All of the early typewriter desks were sturdy since typewriters needed to be heavy in order to maintain the alignment of the moving parts and not skid over the desk when the carriage was moved. Although newer and portable models became lighter, all-day typing on a portable machine was slower and uncomfortable compared to typing on a heavier office model.

Originally, typewriters were very costly machines which one tried to protect from dust or accidents. They were also very ungainly or even ugly to those unfamiliar with them, and getting them out of sight was useful for aesthetic reasons. Therefore, early typewriter desks often had some method for hiding the typewriter or getting it out of the way within the desk, sometimes by swiveling or turning it. Also, a "typist" was of lower status than was a "secretary" or general office worker, so if the machine could be moved out of view except when needed, the desk was no longer just for typing.

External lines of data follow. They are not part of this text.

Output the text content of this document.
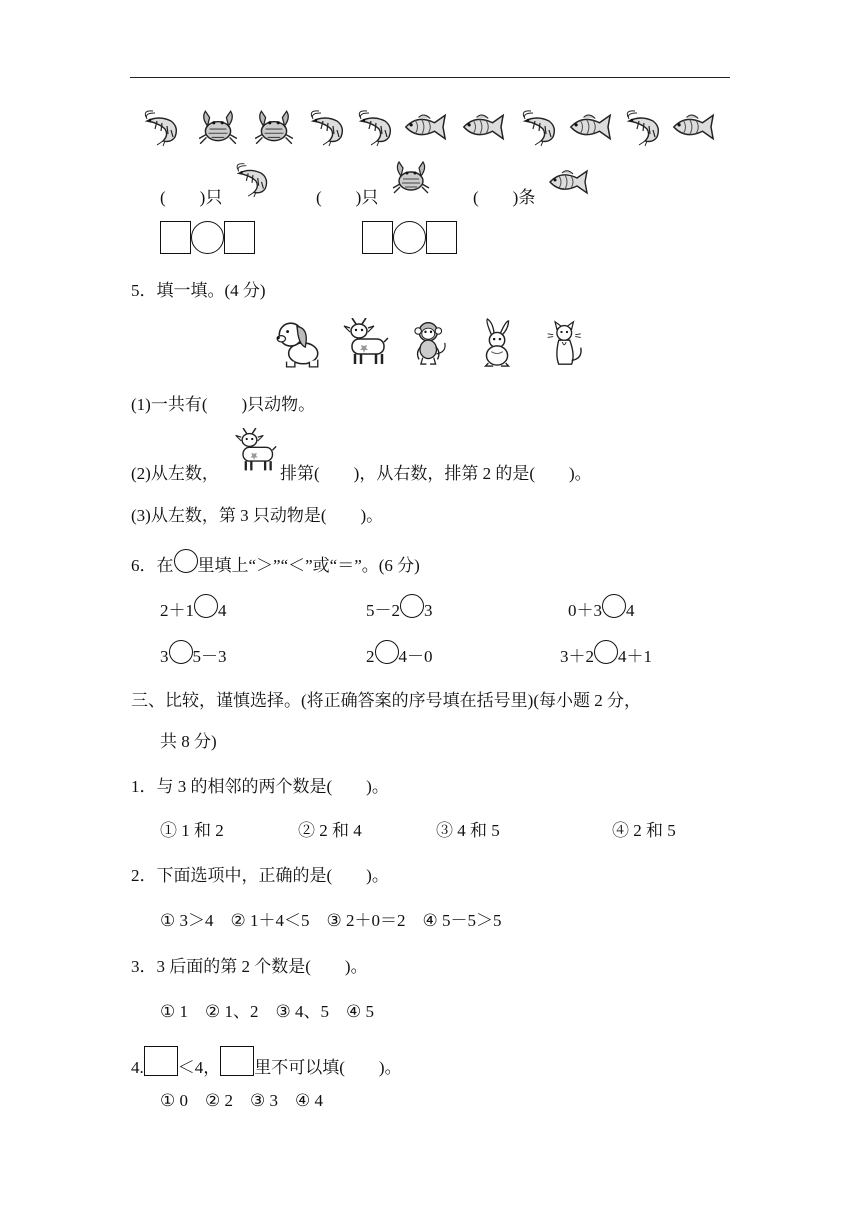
(　　)只	(　　)只	(　　)条
5．填一填。(4 分)
(1)一共有(　　)只动物。
(2)从左数，	排第(　　)，从右数，排第 2 的是(　　)。
(3)从左数，第 3 只动物是(　　)。
6．在 里填上“＞”“＜”或“＝”。(6 分)
2＋1 4	5－2 3	0＋3 4
3 5－3	2 4－0	3＋2 4＋1
三、比较，谨慎选择。(将正确答案的序号填在括号里)(每小题 2 分，
共 8 分)
1．与 3 的相邻的两个数是(　　)。
① 1 和 2	② 2 和 4	③ 4 和 5	④ 2 和 5
2．下面选项中，正确的是(　　)。
① 3＞4　② 1＋4＜5　③ 2＋0＝2　④ 5－5＞5
3．3 后面的第 2 个数是(　　)。
① 1　② 1、2　③ 4、5　④ 5
4. ＜4， 里不可以填(　　)。
① 0　② 2　③ 3　④ 4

After World War I typewriters gradually became less costly and more common; the typewriter desk was more or less standardized into a few forms: the regular desk with a depressed center section, an L-shaped desk with a permanent or hinged (after removing the typewriter) lower level for the typewriter at the side, and versions incorporating lowering or hiding mechanisms.

A popular alternative was the "typing table", a low table just large enough for the typewriter (so that it could be rolled up to another desk) on thin legs with casters, equipped with brakes so that it would not roll away. Frequently such tables had hinged side-leaves to hold the typist's copy when used stand-alone, but also allowing them to also be used next to a desk.